No algorithm existed to do what Amazon needed to do at the scale Amazon needed to do it. So the company built a unique patented recommendation formula for itself in the late 1990s, as its chief engineer explained. Rather than match customers to similar customers, Amazon built an index of items that customers tend to purchase together. When you check out a page or make a purchase, the site shows you products with high ratings and similar qualities based on that index. Here, scraped from the patent application, is a diagram of how this system works, at the simplest level.
The key to this formula, which goes by the term "item-to-item collaborative filtering,” is that it’s fast, it’s scalable, and it doesn’t need to know much about you. This is a recommendation engine based on products rather than people. At its simplest, that means suggesting a football book to somebody who buys a football video game.
The strengths and weaknesses of each algorithm is clear. Facebook knows more about its users; Amazon knows more about its inventory. Each could stand to learn a bit from the other. Facebook is desperately trying to better identify its higher quality inventory, while it's often obvious that Amazon doesn't know its users. Amazon knows what's good, because it knows (a) what's been bought and (b) what's been highly rated. Facebook has likes, which are similar to ratings, but people might not be reading most of the content that they like, as Chartbeat CEO Tony Haile suggested in Time. In short, Amazon and Facebook are solving the problem of abundance with similar, but conceptually opposite, formulas.
The knock on Amazon I've heard from both friends and software developers is that its recommendation bots reveal themselves to be awfully, well, robotic.
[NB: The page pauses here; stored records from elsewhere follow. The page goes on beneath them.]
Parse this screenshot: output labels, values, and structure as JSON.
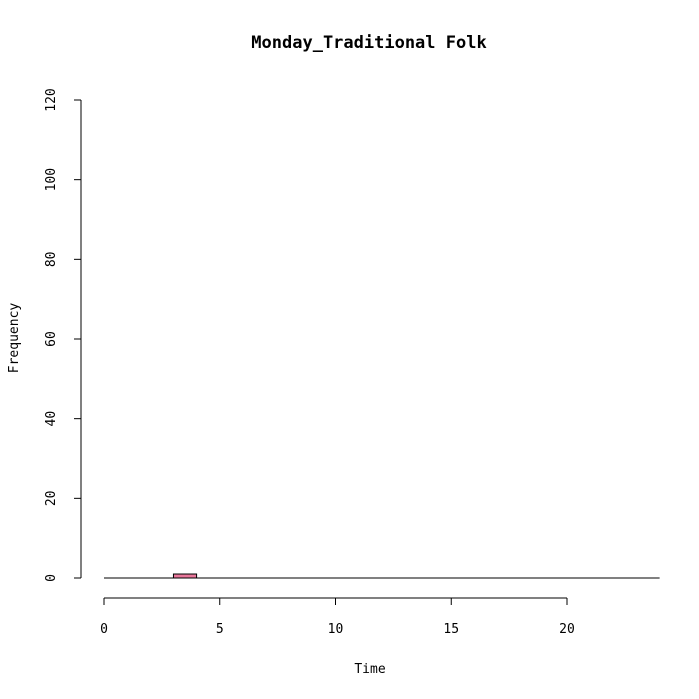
{
  "chart_data": {
    "type": "bar",
    "title": "Monday_Traditional Folk",
    "xlabel": "Time",
    "ylabel": "Frequency",
    "xlim": [
      0,
      24
    ],
    "ylim": [
      0,
      120
    ],
    "x_ticks": [
      0,
      5,
      10,
      15,
      20
    ],
    "y_ticks": [
      0,
      20,
      40,
      60,
      80,
      100,
      120
    ],
    "bins": [
      {
        "start": 0,
        "end": 1,
        "value": 0
      },
      {
        "start": 1,
        "end": 2,
        "value": 0
      },
      {
        "start": 2,
        "end": 3,
        "value": 0
      },
      {
        "start": 3,
        "end": 4,
        "value": 1
      },
      {
        "start": 4,
        "end": 5,
        "value": 0
      },
      {
        "start": 5,
        "end": 6,
        "value": 0
      },
      {
        "start": 6,
        "end": 7,
        "value": 0
      },
      {
        "start": 7,
        "end": 8,
        "value": 0
      },
      {
        "start": 8,
        "end": 9,
        "value": 0
      },
      {
        "start": 9,
        "end": 10,
        "value": 0
      },
      {
        "start": 10,
        "end": 11,
        "value": 0
      },
      {
        "start": 11,
        "end": 12,
        "value": 0
      },
      {
        "start": 12,
        "end": 13,
        "value": 0
      },
      {
        "start": 13,
        "end": 14,
        "value": 0
      },
      {
        "start": 14,
        "end": 15,
        "value": 0
      },
      {
        "start": 15,
        "end": 16,
        "value": 0
      },
      {
        "start": 16,
        "end": 17,
        "value": 0
      },
      {
        "start": 17,
        "end": 18,
        "value": 0
      },
      {
        "start": 18,
        "end": 19,
        "value": 0
      },
      {
        "start": 19,
        "end": 20,
        "value": 0
      },
      {
        "start": 20,
        "end": 21,
        "value": 0
      },
      {
        "start": 21,
        "end": 22,
        "value": 0
      },
      {
        "start": 22,
        "end": 23,
        "value": 0
      },
      {
        "start": 23,
        "end": 24,
        "value": 0
      }
    ],
    "bar_color": "#e8769a",
    "bar_stroke": "#000000",
    "grid": false,
    "legend": "none"
  }
}
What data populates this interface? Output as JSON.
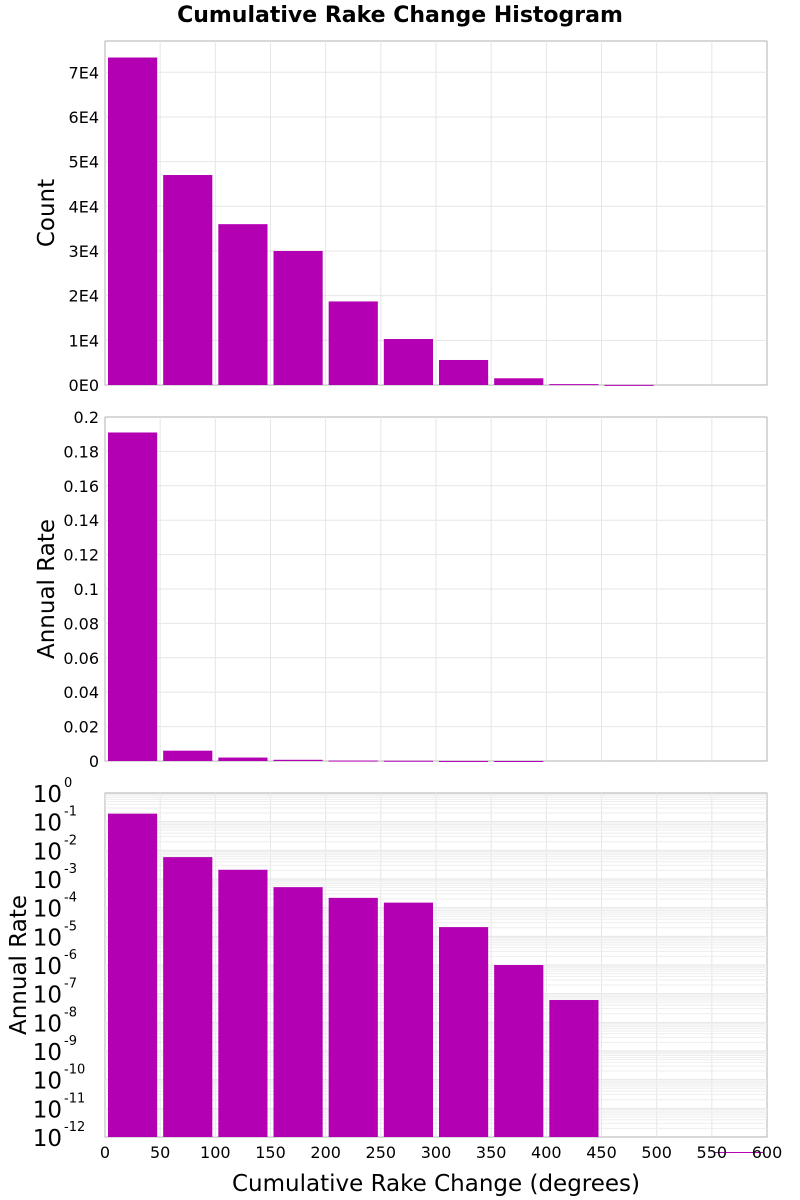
{
  "figure": {
    "title": "Cumulative Rake Change Histogram",
    "bar_color": "#b300b3",
    "background": "#ffffff"
  },
  "chart_data": [
    {
      "type": "bar",
      "x": [
        25,
        75,
        125,
        175,
        225,
        275,
        325,
        375,
        425,
        475,
        525,
        575
      ],
      "bin_width": 50,
      "values": [
        73300,
        47000,
        36000,
        30000,
        18700,
        10300,
        5600,
        1500,
        200,
        30,
        0,
        0
      ],
      "ylabel": "Count",
      "ylim": [
        0,
        77000
      ],
      "xlim": [
        0,
        600
      ],
      "yticks": [
        0,
        10000,
        20000,
        30000,
        40000,
        50000,
        60000,
        70000
      ],
      "ytick_labels": [
        "0E0",
        "1E4",
        "2E4",
        "3E4",
        "4E4",
        "5E4",
        "6E4",
        "7E4"
      ],
      "grid": true
    },
    {
      "type": "bar",
      "x": [
        25,
        75,
        125,
        175,
        225,
        275,
        325,
        375,
        425,
        475,
        525,
        575
      ],
      "bin_width": 50,
      "values": [
        0.191,
        0.006,
        0.002,
        0.0007,
        0.00025,
        0.00015,
        2e-05,
        1e-06,
        0,
        0,
        0,
        0
      ],
      "ylabel": "Annual Rate",
      "ylim": [
        0,
        0.2
      ],
      "xlim": [
        0,
        600
      ],
      "yticks": [
        0,
        0.02,
        0.04,
        0.06,
        0.08,
        0.1,
        0.12,
        0.14,
        0.16,
        0.18,
        0.2
      ],
      "ytick_labels": [
        "0",
        "0.02",
        "0.04",
        "0.06",
        "0.08",
        "0.1",
        "0.12",
        "0.14",
        "0.16",
        "0.18",
        "0.2"
      ],
      "grid": true
    },
    {
      "type": "bar",
      "x": [
        25,
        75,
        125,
        175,
        225,
        275,
        325,
        375,
        425,
        475,
        525,
        575
      ],
      "bin_width": 50,
      "values": [
        0.19,
        0.0058,
        0.0021,
        0.00052,
        0.00022,
        0.00015,
        2.1e-05,
        1e-06,
        6e-08,
        0,
        0,
        3e-13
      ],
      "ylabel": "Annual Rate",
      "xlabel": "Cumulative Rake Change (degrees)",
      "yscale": "log",
      "ylim": [
        1e-12,
        1
      ],
      "xlim": [
        0,
        600
      ],
      "ytick_exponents": [
        "0",
        "-1",
        "-2",
        "-3",
        "-4",
        "-5",
        "-6",
        "-7",
        "-8",
        "-9",
        "-10",
        "-11",
        "-12"
      ],
      "ytick_base": "10",
      "xticks": [
        0,
        50,
        100,
        150,
        200,
        250,
        300,
        350,
        400,
        450,
        500,
        550,
        600
      ],
      "xtick_labels": [
        "0",
        "50",
        "100",
        "150",
        "200",
        "250",
        "300",
        "350",
        "400",
        "450",
        "500",
        "550",
        "600"
      ],
      "grid": true
    }
  ]
}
This Reddit comment is representative of the feeling:
Why is Amazon's recommendation engine still so ABSURDLY bad?
I've bought hundreds of books from Amazon. My last purchase was a John Sanford novel. It was okay, but I didn't feel strongly enough to write a review or even rate it.
Yet when I was looking for a new book today, and clicked on "Recommended For You," it quickly gave me 20 recommendations. Nineteen of which were Sanford novels.
That's not the recommendation of a friend who knows you. It's the recommendation of a software index that has no idea who you are, unless you've already bought those 19 books from Amazon already.
Maybe we like it that way. The equivalent knock on Facebook has often been that it knows us too personally and that its insinuation into our lives is creepy. But that's just the thing. For the age of algorithms to succeed on its own terms, we have to embrace a new version of intimacy that felt natural with the local newspaper and corner shop clerk who knew our name. The machines have to know us.